The Senior Citizens League (TSCL) has estimated that the cost of living adjustment (COLA) for 2026 will reach 2.2%, according to its most recent statistical model. At the same time, the Social Security Administration (SSA) will implement a strict policy to recover overpayments, affecting beneficiaries starting March 27.
TSCL’s modeling indicates that the COLA for 2026 will be 2.2%, based on current economic data. This follows a report from the Bureau of Labor Statistics that noted a drop in the Consumer Price Index (CPI-W) to 2.7% in February, down from 3.0% in January. The projected adjustment exceeds the 2025 COLA by 0.3 percentage points, which was 2.5%.
Yes, the Social Security payments will increase… but, how much?
If CPI-W data from the last three months were used, the COLA for 2026 would be 2.8%, according to TSCL. However, this figure is 1.1 percentage points below the average for the 2020s, which reached 3.9%. These numbers reflect inflationary trends that impact the purchasing power of beneficiaries.
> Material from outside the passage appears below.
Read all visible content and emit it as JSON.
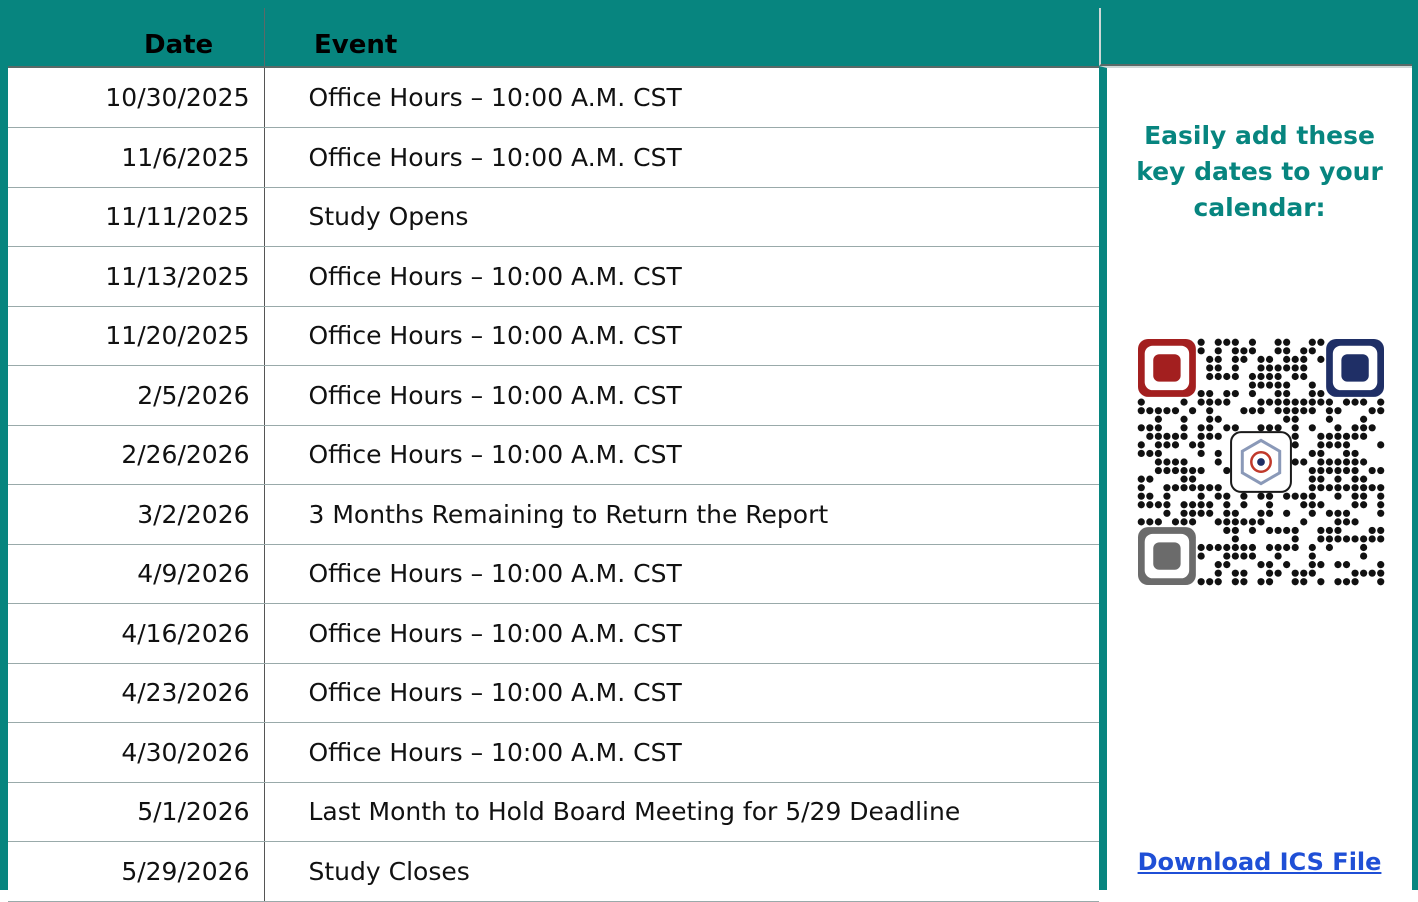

The Trump administration has introduced a new measure for the SSA to recoup overpayments of benefits. Starting March 27, beneficiaries who received additional funds in error will face a withholding of 100% of their future benefits until the debt is repaid, reversing a previous rule that limited the deduction to the greater of 10% or $10.
Between fiscal years 2017 and 2023, the SSA collected an annual average of $4.2 billion in overpayments, while maintaining an outstanding balance of $22.8 billion, according to its financial reports. The new policy will apply only to overpayments after the start date, intensifying recovery efforts.
The impact of the Social Security increments for retirees
A TSCL analysis suggests that if the government recovered the entire balance of overpayments in a typical year, it could distribute a check of approximately $495 to beneficiaries. Additionally, if the recovered funds were reinvested as a dividend, benefits would increase by an average of $77 annually, according to the organization’s calculations.
Currently, beneficiaries have 30 days after notification of an overpayment to return the money before the hold begins. The Social Security Overpayment Act, not passed in the previous Congress, proposed extending this period to 120 days, a measure that TSCL considers necessary to alleviate the financial burden.
Shannon Benton, CEO of TSCL, said, “While the Senior Citizens League (TSCL) believes that overpayments of Social Security benefits should be restored, we believe it is important that recipients not face undue pressure for an immediate 100 percent reduction in benefits.” TSCL pleaded for extension of the recovery period.
The full recovery of benefits can especially impact those who depend exclusively on these funds. Many beneficiaries may not detect overpayments in time, facing sudden cuts to their income. TSCL has urged Congress to reconsider measures such as the Overpayment Law to ensure greater fairness.